Moreover, we also combined attention mechanisms with various network layers to verify whether or how much the attention mechanism would improve the prediction performance. Firstly, we removed the attention layer and tested the trained model on the test set. Meanwhile, we attached the attention mechanism to the bidirectional LSTM layer and the Dropout layer, respectively, to conduct experiments, the results are shown in Table 8. It can be seen that the combination of attention mechanism and bidirectional LSTM layer reached the best performance, which is related to the fact that the LSTM layer had learned the most abundant features. In essence, the attention mechanism is to enhance the feature extraction process, so it will achieve the best effect when combined with the network layer that is the most effective for feature extraction.

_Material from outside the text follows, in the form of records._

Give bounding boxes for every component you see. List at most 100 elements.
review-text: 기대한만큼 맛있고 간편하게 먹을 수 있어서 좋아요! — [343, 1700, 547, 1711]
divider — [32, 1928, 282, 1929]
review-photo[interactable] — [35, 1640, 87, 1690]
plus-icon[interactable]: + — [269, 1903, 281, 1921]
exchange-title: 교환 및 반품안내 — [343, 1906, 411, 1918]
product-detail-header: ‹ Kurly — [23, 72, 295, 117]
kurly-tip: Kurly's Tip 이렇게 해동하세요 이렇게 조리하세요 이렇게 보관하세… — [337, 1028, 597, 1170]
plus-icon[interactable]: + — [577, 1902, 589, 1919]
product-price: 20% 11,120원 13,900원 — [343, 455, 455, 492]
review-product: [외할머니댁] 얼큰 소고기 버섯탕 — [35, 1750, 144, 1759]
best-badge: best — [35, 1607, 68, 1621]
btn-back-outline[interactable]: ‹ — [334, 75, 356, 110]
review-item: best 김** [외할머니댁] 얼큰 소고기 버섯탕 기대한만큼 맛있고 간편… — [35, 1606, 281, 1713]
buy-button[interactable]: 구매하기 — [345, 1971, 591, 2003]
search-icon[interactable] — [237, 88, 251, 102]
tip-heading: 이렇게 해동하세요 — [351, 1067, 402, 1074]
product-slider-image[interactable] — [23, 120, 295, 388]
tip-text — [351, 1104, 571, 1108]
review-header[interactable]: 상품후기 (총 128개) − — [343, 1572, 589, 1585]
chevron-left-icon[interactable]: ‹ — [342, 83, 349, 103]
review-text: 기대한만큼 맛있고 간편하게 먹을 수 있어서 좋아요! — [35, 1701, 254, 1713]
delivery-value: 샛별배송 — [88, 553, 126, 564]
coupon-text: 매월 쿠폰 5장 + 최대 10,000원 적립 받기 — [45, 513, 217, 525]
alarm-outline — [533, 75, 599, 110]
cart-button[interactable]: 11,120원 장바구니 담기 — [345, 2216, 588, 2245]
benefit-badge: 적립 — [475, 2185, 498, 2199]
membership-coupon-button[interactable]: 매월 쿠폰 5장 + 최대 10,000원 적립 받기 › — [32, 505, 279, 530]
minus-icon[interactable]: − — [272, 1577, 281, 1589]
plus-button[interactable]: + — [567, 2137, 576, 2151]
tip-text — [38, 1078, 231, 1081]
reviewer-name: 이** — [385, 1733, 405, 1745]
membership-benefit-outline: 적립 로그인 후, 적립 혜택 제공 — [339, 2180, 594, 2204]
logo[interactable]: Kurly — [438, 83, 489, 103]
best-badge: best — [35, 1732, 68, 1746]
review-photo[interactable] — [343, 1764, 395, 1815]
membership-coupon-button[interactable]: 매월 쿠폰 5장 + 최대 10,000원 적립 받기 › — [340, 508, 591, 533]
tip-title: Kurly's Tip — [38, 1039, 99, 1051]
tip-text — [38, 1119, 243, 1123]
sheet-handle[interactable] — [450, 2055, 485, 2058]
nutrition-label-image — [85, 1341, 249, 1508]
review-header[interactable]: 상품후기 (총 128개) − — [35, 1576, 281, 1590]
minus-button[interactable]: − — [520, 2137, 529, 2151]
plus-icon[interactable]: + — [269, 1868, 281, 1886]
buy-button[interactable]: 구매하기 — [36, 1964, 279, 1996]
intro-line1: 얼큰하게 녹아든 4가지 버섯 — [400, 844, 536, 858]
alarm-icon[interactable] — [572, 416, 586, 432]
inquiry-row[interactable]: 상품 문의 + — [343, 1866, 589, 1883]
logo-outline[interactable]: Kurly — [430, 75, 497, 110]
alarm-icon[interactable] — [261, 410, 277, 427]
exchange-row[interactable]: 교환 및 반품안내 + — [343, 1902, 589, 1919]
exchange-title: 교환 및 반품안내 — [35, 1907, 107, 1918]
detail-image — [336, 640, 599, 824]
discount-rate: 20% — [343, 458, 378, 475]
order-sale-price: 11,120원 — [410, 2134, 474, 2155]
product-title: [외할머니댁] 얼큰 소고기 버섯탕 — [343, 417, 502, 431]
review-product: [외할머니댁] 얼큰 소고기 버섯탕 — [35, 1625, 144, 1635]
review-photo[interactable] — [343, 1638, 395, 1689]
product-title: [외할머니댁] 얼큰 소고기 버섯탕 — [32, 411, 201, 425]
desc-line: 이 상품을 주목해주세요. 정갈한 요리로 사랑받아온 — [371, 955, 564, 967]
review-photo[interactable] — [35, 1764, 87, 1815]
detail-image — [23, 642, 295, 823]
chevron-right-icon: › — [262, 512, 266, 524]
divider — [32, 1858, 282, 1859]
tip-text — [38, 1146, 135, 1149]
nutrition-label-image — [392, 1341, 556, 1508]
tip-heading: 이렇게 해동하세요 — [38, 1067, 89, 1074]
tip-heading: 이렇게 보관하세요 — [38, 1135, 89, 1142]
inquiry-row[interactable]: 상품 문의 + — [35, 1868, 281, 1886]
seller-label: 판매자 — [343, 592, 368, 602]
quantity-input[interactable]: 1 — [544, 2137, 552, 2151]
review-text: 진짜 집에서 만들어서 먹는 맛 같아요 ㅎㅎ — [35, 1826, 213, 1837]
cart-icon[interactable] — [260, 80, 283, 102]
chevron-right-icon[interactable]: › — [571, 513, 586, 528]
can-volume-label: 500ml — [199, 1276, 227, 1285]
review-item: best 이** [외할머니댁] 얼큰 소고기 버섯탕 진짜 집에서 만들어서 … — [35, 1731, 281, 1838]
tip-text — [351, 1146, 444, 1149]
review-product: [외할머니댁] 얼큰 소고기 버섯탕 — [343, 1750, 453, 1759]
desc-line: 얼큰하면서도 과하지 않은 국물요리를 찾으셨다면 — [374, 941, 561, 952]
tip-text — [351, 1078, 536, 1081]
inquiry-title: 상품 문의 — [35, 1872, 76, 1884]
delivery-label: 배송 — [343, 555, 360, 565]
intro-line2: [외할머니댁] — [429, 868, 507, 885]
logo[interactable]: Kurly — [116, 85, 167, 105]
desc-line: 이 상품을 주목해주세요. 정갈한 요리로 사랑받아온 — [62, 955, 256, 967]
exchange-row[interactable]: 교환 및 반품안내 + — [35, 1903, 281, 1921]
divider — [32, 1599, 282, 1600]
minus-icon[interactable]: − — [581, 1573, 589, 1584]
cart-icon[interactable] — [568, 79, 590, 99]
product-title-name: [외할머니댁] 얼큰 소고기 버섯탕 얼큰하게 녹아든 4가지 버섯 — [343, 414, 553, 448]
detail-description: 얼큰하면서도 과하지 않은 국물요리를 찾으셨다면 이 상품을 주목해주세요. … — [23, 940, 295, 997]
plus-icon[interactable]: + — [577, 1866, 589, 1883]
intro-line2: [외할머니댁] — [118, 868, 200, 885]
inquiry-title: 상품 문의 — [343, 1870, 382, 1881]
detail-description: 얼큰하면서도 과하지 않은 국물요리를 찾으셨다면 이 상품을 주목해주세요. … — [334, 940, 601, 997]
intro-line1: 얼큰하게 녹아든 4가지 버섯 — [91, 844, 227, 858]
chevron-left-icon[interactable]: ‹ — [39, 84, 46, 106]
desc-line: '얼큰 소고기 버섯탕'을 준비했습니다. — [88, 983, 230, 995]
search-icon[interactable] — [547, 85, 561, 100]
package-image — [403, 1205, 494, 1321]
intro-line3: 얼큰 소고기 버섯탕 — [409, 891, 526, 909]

Deep neural networks can learn high-level abstract features from original inputs, to verify whether the extracted features are generalizable, we utilized PCA (Wold, 1987) to visualize the input features and each LSTM unit’s output in one bidirectional layer with test data. Figure 5 shows the PCA scatter diagram of the test data before and after fed into LSTM, respectively. The input data had 42 features (i.e., 42 dimensions), PCA reduced its dimensionality and visualized it, but there was no clear cluster. The bidirectional LSTM layer we used contained 1,400 dimensions (twice of units in a simple LSTM layer) and the trend toward clustering had occurred, which demonstrates that LSTM had effectively captured useful and powerful features needed in this work.

Generally, buried residues are under stronger evolutionary constraints than exposed ones irrespectively of the environment (Kauko et al., 2008). The diagram shows that the residues whose rASA was lower than 0.2 narrowed down to a small area through PCA, which means these residues’ rASA values stayed closely aligned with the features derived from their sequence, just proved the previous statement.

To further demonstrate the effectiveness of TMP-SSurface2, we take 4n6h_A as an example of case studies. 4n6h_A is an Escherichia coli α-TMP (subgroup: G protein-coupled receptor) containing 408 residues as the receptor of multiple ligands like sodium ion, heme, and so on (Fenalti et al., 2014). Figure 6 shows the 3D visualization of the predicted result (surface version) and Figure 7 illustrates the comparison between the TMP-SSurface2-predicted rASA values and real rASA values. As were shown in figures, the overall trend of rASA has been appropriately captured, but TMP-SSurface2 seems conservative in predicting some fully exposed or buried residues’ rASA. It is suspected that TMP-SSurface2 may confuse these residues with the ones located on water-soluble regions, resulting in low prediction performance of them.